Katrina Campbell submitted a cite for the form "generation ship" from a 1992 reprint of Anne McCaffrey and Jody Lynn Nye's "The Death of Sleep".
Katrina Campbell submitted a cite from a 1979 reprint of Brian Ash's "Who's Who in Science Fiction"; Mike Christie checked the 1976 first edition and the term does not appear there.

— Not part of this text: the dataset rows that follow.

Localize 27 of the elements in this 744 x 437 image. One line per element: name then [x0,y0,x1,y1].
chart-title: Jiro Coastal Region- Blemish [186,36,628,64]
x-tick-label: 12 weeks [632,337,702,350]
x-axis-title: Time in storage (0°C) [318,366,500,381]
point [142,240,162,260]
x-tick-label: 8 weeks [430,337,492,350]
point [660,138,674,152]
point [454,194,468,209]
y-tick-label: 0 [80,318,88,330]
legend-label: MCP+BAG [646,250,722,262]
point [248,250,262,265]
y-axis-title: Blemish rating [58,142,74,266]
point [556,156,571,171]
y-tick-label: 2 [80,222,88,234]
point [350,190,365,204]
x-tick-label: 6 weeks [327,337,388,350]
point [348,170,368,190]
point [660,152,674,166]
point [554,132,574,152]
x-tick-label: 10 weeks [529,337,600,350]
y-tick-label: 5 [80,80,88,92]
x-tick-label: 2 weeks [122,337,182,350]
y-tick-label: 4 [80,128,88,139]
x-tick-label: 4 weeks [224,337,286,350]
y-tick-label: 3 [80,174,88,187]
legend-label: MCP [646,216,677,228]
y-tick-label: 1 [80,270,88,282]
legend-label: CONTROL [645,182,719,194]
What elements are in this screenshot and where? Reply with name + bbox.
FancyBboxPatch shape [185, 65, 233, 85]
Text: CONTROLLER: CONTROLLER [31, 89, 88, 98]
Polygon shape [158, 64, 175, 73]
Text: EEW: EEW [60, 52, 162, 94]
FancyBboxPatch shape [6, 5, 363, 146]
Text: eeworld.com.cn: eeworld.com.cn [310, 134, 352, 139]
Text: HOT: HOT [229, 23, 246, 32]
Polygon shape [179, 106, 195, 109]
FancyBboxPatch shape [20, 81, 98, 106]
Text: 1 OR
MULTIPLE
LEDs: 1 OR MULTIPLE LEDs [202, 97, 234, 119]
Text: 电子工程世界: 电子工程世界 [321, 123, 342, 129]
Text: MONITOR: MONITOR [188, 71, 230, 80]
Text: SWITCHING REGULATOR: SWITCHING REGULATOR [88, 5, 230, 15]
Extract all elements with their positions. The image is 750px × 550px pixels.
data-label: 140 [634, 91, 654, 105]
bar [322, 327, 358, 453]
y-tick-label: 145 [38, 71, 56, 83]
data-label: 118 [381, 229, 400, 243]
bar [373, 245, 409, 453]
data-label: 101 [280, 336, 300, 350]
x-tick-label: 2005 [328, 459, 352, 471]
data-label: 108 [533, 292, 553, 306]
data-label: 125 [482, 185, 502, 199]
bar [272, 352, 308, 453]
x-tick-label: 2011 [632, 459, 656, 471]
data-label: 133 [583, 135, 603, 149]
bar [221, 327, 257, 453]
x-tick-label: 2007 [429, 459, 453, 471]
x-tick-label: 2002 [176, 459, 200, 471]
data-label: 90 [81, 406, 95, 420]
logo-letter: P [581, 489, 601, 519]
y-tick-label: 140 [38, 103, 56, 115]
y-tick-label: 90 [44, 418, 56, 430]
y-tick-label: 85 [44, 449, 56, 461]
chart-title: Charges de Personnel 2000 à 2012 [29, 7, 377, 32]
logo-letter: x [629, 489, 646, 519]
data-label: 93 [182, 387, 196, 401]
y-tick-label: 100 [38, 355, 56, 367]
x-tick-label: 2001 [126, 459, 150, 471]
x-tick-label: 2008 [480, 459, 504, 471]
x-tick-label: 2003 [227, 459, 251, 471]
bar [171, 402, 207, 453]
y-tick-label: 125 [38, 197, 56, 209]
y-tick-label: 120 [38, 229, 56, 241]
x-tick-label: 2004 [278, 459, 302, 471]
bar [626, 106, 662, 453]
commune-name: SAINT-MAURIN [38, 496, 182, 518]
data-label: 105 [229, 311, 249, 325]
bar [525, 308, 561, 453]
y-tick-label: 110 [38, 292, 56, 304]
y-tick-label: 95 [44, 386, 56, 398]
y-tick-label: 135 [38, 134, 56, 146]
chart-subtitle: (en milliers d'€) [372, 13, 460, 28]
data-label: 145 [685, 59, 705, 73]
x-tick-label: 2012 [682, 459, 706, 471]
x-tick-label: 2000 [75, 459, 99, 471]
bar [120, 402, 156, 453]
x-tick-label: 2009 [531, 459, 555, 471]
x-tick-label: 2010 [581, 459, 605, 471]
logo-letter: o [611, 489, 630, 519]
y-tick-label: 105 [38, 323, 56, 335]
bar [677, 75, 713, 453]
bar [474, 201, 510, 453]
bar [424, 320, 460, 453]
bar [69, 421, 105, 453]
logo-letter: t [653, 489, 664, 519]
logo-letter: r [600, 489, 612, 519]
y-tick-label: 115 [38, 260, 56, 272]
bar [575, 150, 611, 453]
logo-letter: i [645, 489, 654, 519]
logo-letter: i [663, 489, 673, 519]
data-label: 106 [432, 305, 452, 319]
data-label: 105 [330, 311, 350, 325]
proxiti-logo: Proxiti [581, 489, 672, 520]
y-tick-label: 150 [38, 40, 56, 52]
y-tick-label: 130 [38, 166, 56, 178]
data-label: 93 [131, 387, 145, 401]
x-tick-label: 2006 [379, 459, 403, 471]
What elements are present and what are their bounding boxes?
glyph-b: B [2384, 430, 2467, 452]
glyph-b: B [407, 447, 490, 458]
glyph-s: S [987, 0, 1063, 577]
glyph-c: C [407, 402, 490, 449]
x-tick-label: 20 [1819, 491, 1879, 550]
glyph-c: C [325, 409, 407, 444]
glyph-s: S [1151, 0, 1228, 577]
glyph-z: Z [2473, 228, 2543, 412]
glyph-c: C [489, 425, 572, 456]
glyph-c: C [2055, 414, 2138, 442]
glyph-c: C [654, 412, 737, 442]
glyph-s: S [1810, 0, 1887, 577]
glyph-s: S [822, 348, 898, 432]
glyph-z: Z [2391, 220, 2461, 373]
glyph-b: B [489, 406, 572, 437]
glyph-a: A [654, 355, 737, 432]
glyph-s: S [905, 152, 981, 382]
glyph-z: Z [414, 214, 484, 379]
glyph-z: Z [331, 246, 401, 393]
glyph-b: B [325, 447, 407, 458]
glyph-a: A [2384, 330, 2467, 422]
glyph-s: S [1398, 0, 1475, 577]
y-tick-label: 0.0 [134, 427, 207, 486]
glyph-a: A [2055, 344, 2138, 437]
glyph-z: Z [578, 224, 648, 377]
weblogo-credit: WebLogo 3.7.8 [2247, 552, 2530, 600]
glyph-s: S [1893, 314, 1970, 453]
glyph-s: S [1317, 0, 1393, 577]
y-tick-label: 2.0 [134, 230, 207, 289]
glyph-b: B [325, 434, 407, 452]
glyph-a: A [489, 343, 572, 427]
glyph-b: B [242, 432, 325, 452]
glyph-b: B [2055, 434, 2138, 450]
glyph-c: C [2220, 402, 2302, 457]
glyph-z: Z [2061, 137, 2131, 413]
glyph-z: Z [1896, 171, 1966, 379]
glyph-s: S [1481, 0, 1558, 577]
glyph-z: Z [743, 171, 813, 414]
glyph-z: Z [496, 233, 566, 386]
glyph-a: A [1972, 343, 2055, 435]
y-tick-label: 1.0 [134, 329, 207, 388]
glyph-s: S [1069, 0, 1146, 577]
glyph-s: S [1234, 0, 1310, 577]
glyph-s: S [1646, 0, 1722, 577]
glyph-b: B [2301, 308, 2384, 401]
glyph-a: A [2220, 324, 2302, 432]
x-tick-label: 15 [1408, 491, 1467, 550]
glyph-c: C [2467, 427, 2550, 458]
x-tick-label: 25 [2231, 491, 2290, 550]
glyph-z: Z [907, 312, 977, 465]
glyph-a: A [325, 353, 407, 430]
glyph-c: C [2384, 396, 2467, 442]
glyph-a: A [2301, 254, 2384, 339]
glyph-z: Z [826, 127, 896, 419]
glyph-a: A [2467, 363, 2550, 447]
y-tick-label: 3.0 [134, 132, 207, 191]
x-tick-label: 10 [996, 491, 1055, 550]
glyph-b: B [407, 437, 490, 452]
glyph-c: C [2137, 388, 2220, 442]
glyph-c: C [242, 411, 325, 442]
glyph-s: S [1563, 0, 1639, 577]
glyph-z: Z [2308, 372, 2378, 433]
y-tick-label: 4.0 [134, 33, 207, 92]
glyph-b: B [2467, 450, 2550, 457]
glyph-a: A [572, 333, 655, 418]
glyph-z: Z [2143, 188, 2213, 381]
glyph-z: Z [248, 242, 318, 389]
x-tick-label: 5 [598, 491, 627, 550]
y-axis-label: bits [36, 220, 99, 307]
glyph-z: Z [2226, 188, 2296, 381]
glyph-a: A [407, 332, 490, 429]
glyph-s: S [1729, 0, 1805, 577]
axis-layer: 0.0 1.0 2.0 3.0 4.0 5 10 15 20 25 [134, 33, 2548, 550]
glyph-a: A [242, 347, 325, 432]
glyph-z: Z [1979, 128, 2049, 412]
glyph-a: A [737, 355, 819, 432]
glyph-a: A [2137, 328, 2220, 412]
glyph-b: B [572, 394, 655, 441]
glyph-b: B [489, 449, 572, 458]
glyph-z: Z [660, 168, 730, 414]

Eddie Janusz subsequently located the cite in a 1977 edition.
Mike Stone suggested and Fred Galvin submitted a 1957 cite for the form "generations-ship" from the introduction (presumably by Anthony Boucher) to Chad Oliver's story "The Wind Blows Free" in F&SF.
Fred Galvin submitted a cite from a 1979 reprint of Iain Nicolson's "The Road to the Stars".
Jeff Prucher submitted a cite from an article by Peter Nicholls in a reprinted edition of the Clute/Nicholls' Encyclopedia of SF; Mike Christie verified the cite in the 1993 first edition.
Fred Galvin submitted a 1956 cite from E.C. Tubb's "The Space-Born"; Mike Christie verified the cite in the 1955 first appearance under the title "Star Ship".